Sunday, 14 March 2010

"Follow me, reader! Who told you that there is no true, faithful, eternal love in this world! May the liar's vile tongue be cut out! Follow me, my reader, and me alone, and I will show you such a love!"

While writing about socialist realism in Hungary, I somehow ended up discussing Mikhail Bulgakov, one of my absolute favourite writers and whose name always comes up whenever Stalin is concerned.
His masterpiece, The Master and Margarita, is just that, a masterpiece. A parody of the Soviet society where Stalin is the Devil, Bulgakov's third wife is the bewitching Margarita, and Bulgakov himself is represented by the Artist. Nothing is what it seems and Moscow is turned upside down.
Another interesting read by Bulgakov is the novella The Fatal Eggs. The book can be classified as a laugh-out-loud-satire of the 1917 revolution and the new Soviet society that followed it.

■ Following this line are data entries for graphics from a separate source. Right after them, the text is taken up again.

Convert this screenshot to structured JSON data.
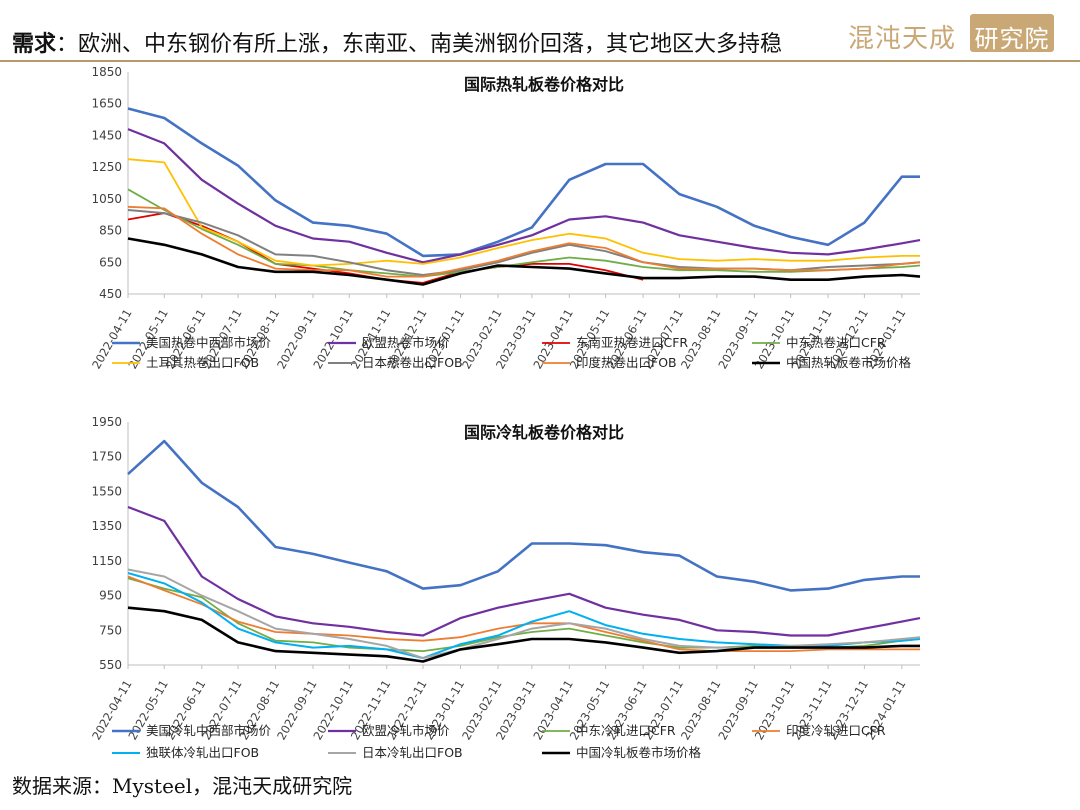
{
  "header": {
    "headline_bold": "需求",
    "headline_rest": "：欧洲、中东钢价有所上涨，东南亚、南美洲钢价回落，其它地区大多持稳",
    "logo_brush": "混沌天成",
    "logo_seal": "研究院"
  },
  "footer": {
    "source": "数据来源：Mysteel，混沌天成研究院"
  },
  "chart_data": [
    {
      "type": "line",
      "title": "国际热轧板卷价格对比",
      "ylim": [
        450,
        1850
      ],
      "yticks": [
        "450",
        "650",
        "850",
        "1050",
        "1250",
        "1450",
        "1650",
        "1850"
      ],
      "xticks": [
        "2022-04-11",
        "2022-05-11",
        "2022-06-11",
        "2022-07-11",
        "2022-08-11",
        "2022-09-11",
        "2022-10-11",
        "2022-11-11",
        "2022-12-11",
        "2023-01-11",
        "2023-02-11",
        "2023-03-11",
        "2023-04-11",
        "2023-05-11",
        "2023-06-11",
        "2023-07-11",
        "2023-08-11",
        "2023-09-11",
        "2023-10-11",
        "2023-11-11",
        "2023-12-11",
        "2024-01-11"
      ],
      "x": [
        "2022-04-11",
        "2022-05-11",
        "2022-06-11",
        "2022-07-11",
        "2022-08-11",
        "2022-09-11",
        "2022-10-11",
        "2022-11-11",
        "2022-12-11",
        "2023-01-11",
        "2023-02-11",
        "2023-03-11",
        "2023-04-11",
        "2023-05-11",
        "2023-06-11",
        "2023-07-11",
        "2023-08-11",
        "2023-09-11",
        "2023-10-11",
        "2023-11-11",
        "2023-12-11",
        "2024-01-11",
        "2024-01-26"
      ],
      "legend_position": "bottom",
      "grid": false,
      "series": [
        {
          "name": "美国热卷中西部市场价",
          "color": "#4472c4",
          "width": 2.6,
          "values": [
            1620,
            1560,
            1400,
            1260,
            1040,
            900,
            880,
            830,
            690,
            700,
            780,
            870,
            1170,
            1270,
            1270,
            1080,
            1000,
            880,
            810,
            760,
            900,
            1190,
            1190
          ]
        },
        {
          "name": "欧盟热卷市场价",
          "color": "#7030a0",
          "width": 2.2,
          "values": [
            1490,
            1400,
            1170,
            1020,
            880,
            800,
            780,
            710,
            650,
            700,
            760,
            820,
            920,
            940,
            900,
            820,
            780,
            740,
            710,
            700,
            730,
            770,
            790
          ]
        },
        {
          "name": "东南亚热卷进口CFR",
          "color": "#e00000",
          "width": 1.8,
          "values": [
            920,
            960,
            880,
            780,
            640,
            610,
            580,
            540,
            520,
            590,
            620,
            640,
            640,
            600,
            540,
            null,
            null,
            null,
            null,
            null,
            null,
            null,
            null
          ]
        },
        {
          "name": "中东热卷进口CFR",
          "color": "#70ad47",
          "width": 1.8,
          "values": [
            1110,
            980,
            860,
            760,
            640,
            630,
            600,
            580,
            560,
            590,
            620,
            650,
            680,
            660,
            620,
            600,
            600,
            590,
            590,
            600,
            610,
            620,
            630
          ]
        },
        {
          "name": "土耳其热卷出口FOB",
          "color": "#ffc000",
          "width": 1.8,
          "values": [
            1300,
            1280,
            870,
            780,
            660,
            630,
            640,
            660,
            640,
            680,
            740,
            790,
            830,
            800,
            710,
            670,
            660,
            670,
            660,
            660,
            680,
            690,
            690
          ]
        },
        {
          "name": "日本热卷出口FOB",
          "color": "#808080",
          "width": 2.0,
          "values": [
            980,
            960,
            900,
            820,
            700,
            690,
            650,
            600,
            570,
            600,
            650,
            710,
            760,
            720,
            650,
            620,
            610,
            610,
            600,
            620,
            630,
            640,
            650
          ]
        },
        {
          "name": "印度热卷出口FOB",
          "color": "#ed7d31",
          "width": 1.8,
          "values": [
            1000,
            990,
            830,
            700,
            610,
            600,
            600,
            560,
            560,
            610,
            660,
            720,
            770,
            740,
            650,
            610,
            610,
            610,
            600,
            600,
            610,
            640,
            650
          ]
        },
        {
          "name": "中国热轧板卷市场价格",
          "color": "#000000",
          "width": 2.6,
          "values": [
            800,
            760,
            700,
            620,
            590,
            590,
            570,
            540,
            510,
            580,
            630,
            620,
            610,
            580,
            550,
            550,
            560,
            560,
            540,
            540,
            560,
            570,
            560
          ]
        }
      ]
    },
    {
      "type": "line",
      "title": "国际冷轧板卷价格对比",
      "ylim": [
        550,
        1950
      ],
      "yticks": [
        "550",
        "750",
        "950",
        "1150",
        "1350",
        "1550",
        "1750",
        "1950"
      ],
      "xticks": [
        "2022-04-11",
        "2022-05-11",
        "2022-06-11",
        "2022-07-11",
        "2022-08-11",
        "2022-09-11",
        "2022-10-11",
        "2022-11-11",
        "2022-12-11",
        "2023-01-11",
        "2023-02-11",
        "2023-03-11",
        "2023-04-11",
        "2023-05-11",
        "2023-06-11",
        "2023-07-11",
        "2023-08-11",
        "2023-09-11",
        "2023-10-11",
        "2023-11-11",
        "2023-12-11",
        "2024-01-11"
      ],
      "x": [
        "2022-04-11",
        "2022-05-11",
        "2022-06-11",
        "2022-07-11",
        "2022-08-11",
        "2022-09-11",
        "2022-10-11",
        "2022-11-11",
        "2022-12-11",
        "2023-01-11",
        "2023-02-11",
        "2023-03-11",
        "2023-04-11",
        "2023-05-11",
        "2023-06-11",
        "2023-07-11",
        "2023-08-11",
        "2023-09-11",
        "2023-10-11",
        "2023-11-11",
        "2023-12-11",
        "2024-01-11",
        "2024-01-26"
      ],
      "legend_position": "bottom",
      "grid": false,
      "series": [
        {
          "name": "美国冷轧中西部市场价",
          "color": "#4472c4",
          "width": 2.6,
          "values": [
            1650,
            1840,
            1600,
            1460,
            1230,
            1190,
            1140,
            1090,
            990,
            1010,
            1090,
            1250,
            1250,
            1240,
            1200,
            1180,
            1060,
            1030,
            980,
            990,
            1040,
            1060,
            1060
          ]
        },
        {
          "name": "欧盟冷轧市场价",
          "color": "#7030a0",
          "width": 2.2,
          "values": [
            1460,
            1380,
            1060,
            930,
            830,
            790,
            770,
            740,
            720,
            820,
            880,
            920,
            960,
            880,
            840,
            810,
            750,
            740,
            720,
            720,
            760,
            800,
            820
          ]
        },
        {
          "name": "中东冷轧进口CFR",
          "color": "#70ad47",
          "width": 1.8,
          "values": [
            1050,
            990,
            940,
            790,
            690,
            680,
            650,
            640,
            630,
            660,
            710,
            740,
            760,
            720,
            680,
            650,
            650,
            660,
            650,
            650,
            660,
            690,
            700
          ]
        },
        {
          "name": "印度冷轧进口CFR",
          "color": "#ed7d31",
          "width": 1.8,
          "values": [
            1060,
            980,
            900,
            800,
            740,
            730,
            720,
            700,
            690,
            710,
            760,
            790,
            790,
            740,
            690,
            640,
            630,
            630,
            630,
            640,
            640,
            640,
            640
          ]
        },
        {
          "name": "独联体冷轧出口FOB",
          "color": "#00b0f0",
          "width": 2.0,
          "values": [
            1080,
            1020,
            910,
            760,
            680,
            650,
            660,
            640,
            590,
            670,
            720,
            800,
            860,
            780,
            730,
            700,
            680,
            670,
            660,
            660,
            680,
            690,
            700
          ]
        },
        {
          "name": "日本冷轧出口FOB",
          "color": "#a6a6a6",
          "width": 2.0,
          "values": [
            1100,
            1060,
            950,
            860,
            760,
            730,
            700,
            660,
            590,
            640,
            700,
            760,
            790,
            760,
            700,
            660,
            650,
            650,
            660,
            670,
            680,
            700,
            710
          ]
        },
        {
          "name": "中国冷轧板卷市场价格",
          "color": "#000000",
          "width": 2.6,
          "values": [
            880,
            860,
            810,
            680,
            630,
            620,
            610,
            600,
            570,
            640,
            670,
            700,
            700,
            680,
            650,
            620,
            630,
            650,
            650,
            650,
            650,
            660,
            660
          ]
        }
      ]
    }
  ]
}
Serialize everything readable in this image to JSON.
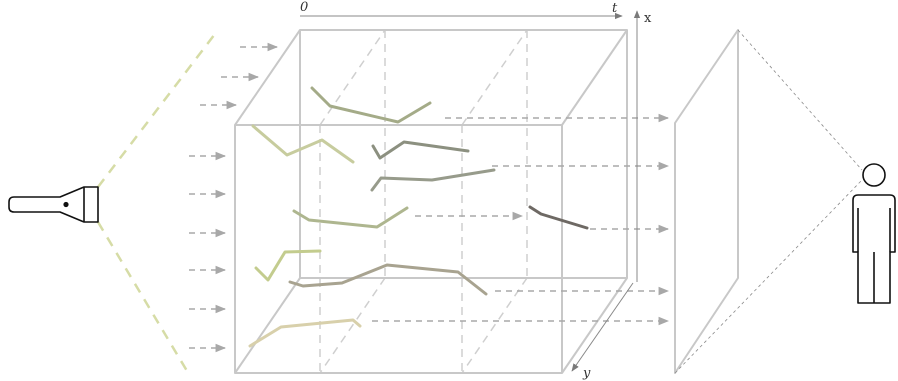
{
  "labels": {
    "time_origin": "0",
    "time_end": "t",
    "axis_x": "x",
    "axis_y": "y"
  },
  "icons": {
    "light_source": "flashlight-icon",
    "observer": "person-icon"
  },
  "colors": {
    "cube_edge": "#c8c8c8",
    "cube_hidden_edge": "#cfcfcf",
    "ray_arrow": "#b0b0b0",
    "light_cone": "#d6dca6",
    "screen": "#c8c8c8",
    "view_lines": "#8a8a8a",
    "icon_stroke": "#111111",
    "axis": "#888888"
  }
}
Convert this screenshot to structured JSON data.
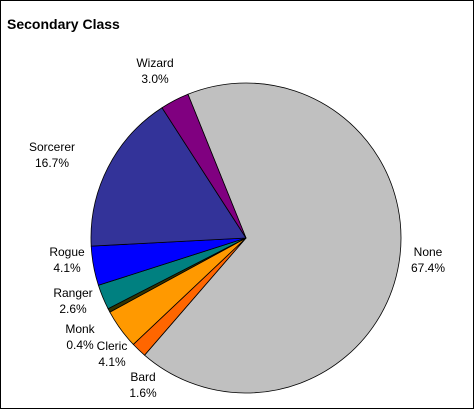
{
  "chart_data": {
    "type": "pie",
    "title": "Secondary Class",
    "categories": [
      "None",
      "Bard",
      "Cleric",
      "Monk",
      "Ranger",
      "Rogue",
      "Sorcerer",
      "Wizard"
    ],
    "values": [
      67.4,
      1.6,
      4.1,
      0.4,
      2.6,
      4.1,
      16.7,
      3.0
    ],
    "value_labels": [
      "67.4%",
      "1.6%",
      "4.1%",
      "0.4%",
      "2.6%",
      "4.1%",
      "16.7%",
      "3.0%"
    ],
    "colors": [
      "#c0c0c0",
      "#ff6600",
      "#ff9900",
      "#333300",
      "#008080",
      "#0000ff",
      "#333399",
      "#800080"
    ]
  }
}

"But would you kindly ponder this question: What would your good do if
evil didn't exist, and what would the earth look like if all the shadows
disappeared? After all, shadows are cast by things and people. Here is the
shadow of my sword. But shadows also come from trees and living beings.
Do you want to strip the earth of all trees and living things just because
of your fantasy of enjoying naked light? You're stupid."

Mikhail Bulgakov (The Master and Margarita)

1 comment:

Anonymous said...

I want to think that a world can exist without evil! The first evil that I would like to see disappear is the evil of drug addiction and alcoholism.